Saturday, January 31, 2015

Need Quick Muscle Growth? Pyramid Program Weight Lifting for Maximum Muscle Gain


If you are looking to gain as much muscle as possible in the shortest amount of time, then the pyramid program weight lifting method may be just what you need. The standard three sets of 15 repetitions workout just doesn’t cut it anymore. Sure, if you are just getting started in weight training or coming back after an injury, it might ease you back into a workout routine. But if you really want to push your muscles to the max to spur on some serious mass growth, you can’t beat pyramid lifting.


There are actually two versions of the pyramid program weight lifting method: forward and reverse.
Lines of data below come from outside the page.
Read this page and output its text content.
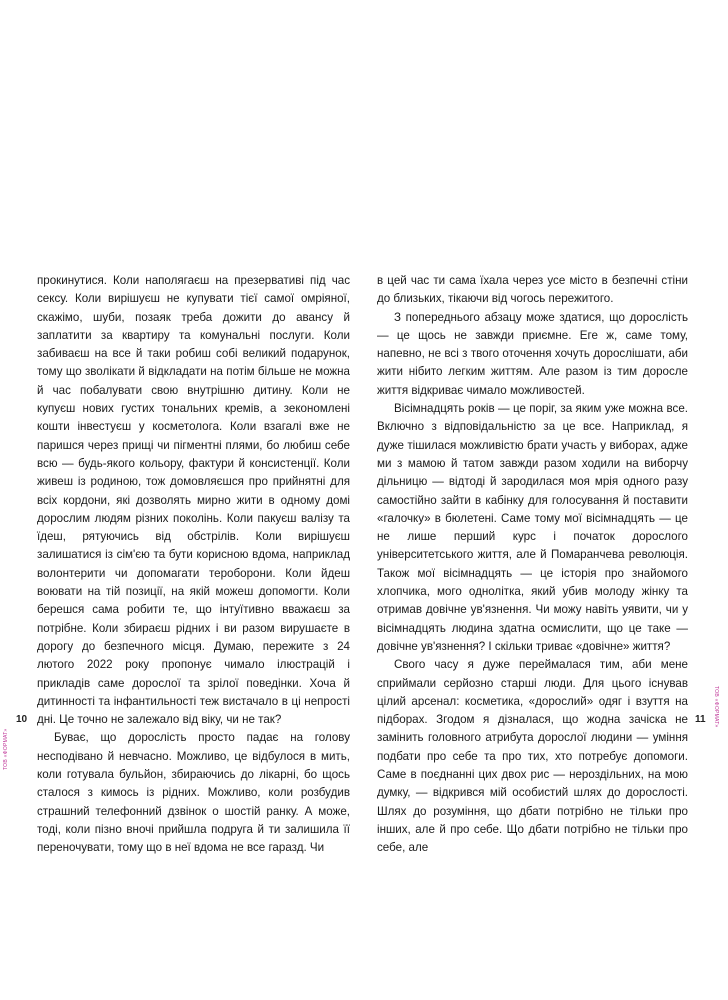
прокинутися. Коли наполягаєш на презервативі під час сексу. Коли вирішуєш не купувати тієї самої омріяної, скажімо, шуби, позаяк треба дожити до авансу й заплатити за квартиру та комунальні послуги. Коли забиваєш на все й таки робиш собі великий подарунок, тому що зволікати й відкладати на потім більше не можна й час побалувати свою внутрішню дитину. Коли не купуєш нових густих тональних кремів, а зекономлені кошти інвестуєш у косметолога. Коли взагалі вже не паришся через прищі чи пігментні плями, бо любиш себе всю — будь-якого кольору, фактури й консистенції. Коли живеш із родиною, тож домовляєшся про прийнятні для всіх кордони, які дозволять мирно жити в одному домі дорослим людям різних поколінь. Коли пакуєш валізу та їдеш, рятуючись від обстрілів. Коли вирішуєш залишатися із сім'єю та бути корисною вдома, наприклад волонтерити чи допомагати тероборони. Коли йдеш воювати на тій позиції, на якій можеш допомогти. Коли берешся сама робити те, що інтуїтивно вважаєш за потрібне. Коли збираєш рідних і ви разом вирушаєте в дорогу до безпечного місця. Думаю, пережите з 24 лютого 2022 року пропонує чимало ілюстрацій і прикладів саме дорослої та зрілої поведінки. Хоча й дитинності та інфантильності теж вистачало в ці непрості дні. Це точно не залежало від віку, чи не так?

Буває, що дорослість просто падає на голову несподівано й невчасно. Можливо, це відбулося в мить, коли готувала бульйон, збираючись до лікарні, бо щось сталося з кимось із рідних. Можливо, коли розбудив страшний телефонний дзвінок о шостій ранку. А може, тоді, коли пізно вночі прийшла подруга й ти залишила її переночувати, тому що в неї вдома не все гаразд. Чи

в цей час ти сама їхала через усе місто в безпечні стіни до близьких, тікаючи від чогось пережитого.

З попереднього абзацу може здатися, що дорослість — це щось не завжди приємне. Еге ж, саме тому, напевно, не всі з твого оточення хочуть дорослішати, аби жити нібито легким життям. Але разом із тим доросле життя відкриває чимало можливостей.

Вісімнадцять років — це поріг, за яким уже можна все. Включно з відповідальністю за це все. Наприклад, я дуже тішилася можливістю брати участь у виборах, адже ми з мамою й татом завжди разом ходили на виборчу дільницю — відтоді й зародилася моя мрія одного разу самостійно зайти в кабінку для голосування й поставити «галочку» в бюлетені. Саме тому мої вісімнадцять — це не лише перший курс і початок дорослого університетського життя, але й Помаранчева революція. Також мої вісімнадцять — це історія про знайомого хлопчика, мого однолітка, який убив молоду жінку та отримав довічне ув'язнення. Чи можу навіть уявити, чи у вісімнадцять людина здатна осмислити, що це таке — довічне ув'язнення? І скільки триває «довічне» життя?

Свого часу я дуже переймалася тим, аби мене сприймали серйозно старші люди. Для цього існував цілий арсенал: косметика, «дорослий» одяг і взуття на підборах. Згодом я дізналася, що жодна зачіска не замінить головного атрибута дорослої людини — уміння подбати про себе та про тих, хто потребує допомоги. Саме в поєднанні цих двох рис — нероздільних, на мою думку, — відкрився мій особистий шлях до дорослості. Шлях до розуміння, що дбати потрібно не тільки про інших, але й про себе. Що дбати потрібно не тільки про себе, але

10	11
ТОВ «ФОРМАТ»
ТОВ «ФОРМАТ»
And to keep your muscles from getting used to one way (and to avoid boredom), you should switch back and forth between them every 3-4 weeks.
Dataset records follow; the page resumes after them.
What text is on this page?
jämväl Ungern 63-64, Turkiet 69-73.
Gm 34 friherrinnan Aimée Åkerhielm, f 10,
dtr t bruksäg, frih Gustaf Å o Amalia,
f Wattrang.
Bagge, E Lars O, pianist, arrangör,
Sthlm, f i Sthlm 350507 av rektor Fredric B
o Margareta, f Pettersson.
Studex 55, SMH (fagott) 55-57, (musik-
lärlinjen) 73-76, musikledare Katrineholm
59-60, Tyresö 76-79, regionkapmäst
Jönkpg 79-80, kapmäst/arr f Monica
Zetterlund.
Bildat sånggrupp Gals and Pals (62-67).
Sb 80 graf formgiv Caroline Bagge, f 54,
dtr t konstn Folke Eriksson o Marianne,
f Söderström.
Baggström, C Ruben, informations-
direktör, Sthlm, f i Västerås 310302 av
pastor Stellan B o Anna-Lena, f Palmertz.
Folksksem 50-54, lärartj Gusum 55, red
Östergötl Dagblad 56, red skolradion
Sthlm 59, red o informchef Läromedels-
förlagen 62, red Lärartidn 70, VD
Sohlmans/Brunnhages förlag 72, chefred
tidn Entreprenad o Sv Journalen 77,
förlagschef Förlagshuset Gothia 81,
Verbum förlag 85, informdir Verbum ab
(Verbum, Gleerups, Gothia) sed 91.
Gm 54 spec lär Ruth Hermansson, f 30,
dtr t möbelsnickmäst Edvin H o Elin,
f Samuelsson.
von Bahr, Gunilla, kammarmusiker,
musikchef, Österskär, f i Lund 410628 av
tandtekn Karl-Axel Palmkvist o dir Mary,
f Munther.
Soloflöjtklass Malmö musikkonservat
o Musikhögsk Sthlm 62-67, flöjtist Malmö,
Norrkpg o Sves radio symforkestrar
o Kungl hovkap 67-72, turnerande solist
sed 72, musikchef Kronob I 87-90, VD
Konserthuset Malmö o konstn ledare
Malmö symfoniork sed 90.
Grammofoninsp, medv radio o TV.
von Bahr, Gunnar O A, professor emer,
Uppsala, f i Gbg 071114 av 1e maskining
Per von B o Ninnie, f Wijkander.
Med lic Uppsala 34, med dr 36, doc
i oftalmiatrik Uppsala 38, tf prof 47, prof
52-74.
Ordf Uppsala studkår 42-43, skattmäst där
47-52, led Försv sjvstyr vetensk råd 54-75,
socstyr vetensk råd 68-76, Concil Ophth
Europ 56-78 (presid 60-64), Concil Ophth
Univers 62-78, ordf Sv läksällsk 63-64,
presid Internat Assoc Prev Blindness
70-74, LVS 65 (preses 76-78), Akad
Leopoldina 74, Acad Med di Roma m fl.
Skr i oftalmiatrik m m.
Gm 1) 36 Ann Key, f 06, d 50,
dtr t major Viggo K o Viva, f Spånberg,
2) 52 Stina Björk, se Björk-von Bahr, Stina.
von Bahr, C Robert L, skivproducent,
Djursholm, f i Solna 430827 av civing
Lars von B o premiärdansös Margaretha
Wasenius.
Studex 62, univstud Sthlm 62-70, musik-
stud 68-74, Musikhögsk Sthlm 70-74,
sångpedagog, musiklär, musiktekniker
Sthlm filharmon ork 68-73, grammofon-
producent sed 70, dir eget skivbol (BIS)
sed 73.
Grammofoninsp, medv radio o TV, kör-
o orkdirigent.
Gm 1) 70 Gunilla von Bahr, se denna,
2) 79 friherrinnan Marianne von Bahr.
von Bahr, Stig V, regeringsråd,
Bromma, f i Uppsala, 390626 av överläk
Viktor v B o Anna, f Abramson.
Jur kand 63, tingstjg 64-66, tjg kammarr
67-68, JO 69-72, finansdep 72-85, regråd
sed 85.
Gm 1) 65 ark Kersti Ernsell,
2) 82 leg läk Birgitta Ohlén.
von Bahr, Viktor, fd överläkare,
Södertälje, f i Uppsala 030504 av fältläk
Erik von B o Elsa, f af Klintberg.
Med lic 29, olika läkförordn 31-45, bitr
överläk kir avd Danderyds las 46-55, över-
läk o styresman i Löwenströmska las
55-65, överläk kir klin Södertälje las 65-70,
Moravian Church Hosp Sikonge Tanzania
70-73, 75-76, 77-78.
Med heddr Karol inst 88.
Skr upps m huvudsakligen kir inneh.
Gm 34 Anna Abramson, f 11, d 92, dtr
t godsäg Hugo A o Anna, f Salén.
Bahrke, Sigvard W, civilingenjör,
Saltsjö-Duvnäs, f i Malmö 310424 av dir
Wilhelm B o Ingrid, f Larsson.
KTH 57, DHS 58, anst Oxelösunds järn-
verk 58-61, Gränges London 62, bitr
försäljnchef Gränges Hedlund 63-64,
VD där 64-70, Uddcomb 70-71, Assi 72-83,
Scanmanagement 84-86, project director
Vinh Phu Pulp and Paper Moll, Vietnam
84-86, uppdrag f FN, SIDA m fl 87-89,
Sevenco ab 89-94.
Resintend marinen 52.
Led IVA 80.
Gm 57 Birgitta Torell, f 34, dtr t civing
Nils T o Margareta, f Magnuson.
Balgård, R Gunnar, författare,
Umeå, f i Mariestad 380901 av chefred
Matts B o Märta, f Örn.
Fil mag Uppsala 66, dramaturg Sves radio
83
The forward pyramid usually consists of five sets with reps counts of 15, 10, 6, 10, and 15. The first couple of sets use lights weights and act to get the blood flowing in the muscle group you are working out. The middle set, typically called the “work set”, is where you will really push your muscles. You do this by lifting as much weight as possible for six reps. The last couple of sets are called the “drop sets” and will fully fatigue your muscles. You will use much lighter weights by this time.


The reverse pyramid works in the opposite direction. After a few warm up reps with no weight, you will do five sets of 6, 10, 15, 10, and 6. However, this time you will be using your heaviest weight on the first and last sets and have your lightest weight in the middle of the routine. This workout will fully overload your muscles, especially at the end (if you are even able to finish).


The pyramid program weight lifting method, when done correctly, can result in quick muscle mass gains. Be sure to alternate between forward and reverse routines, get enough rest between workouts so that your muscles can fully recover, and maintain an optimum nutritional diet to fully maximize muscle growth.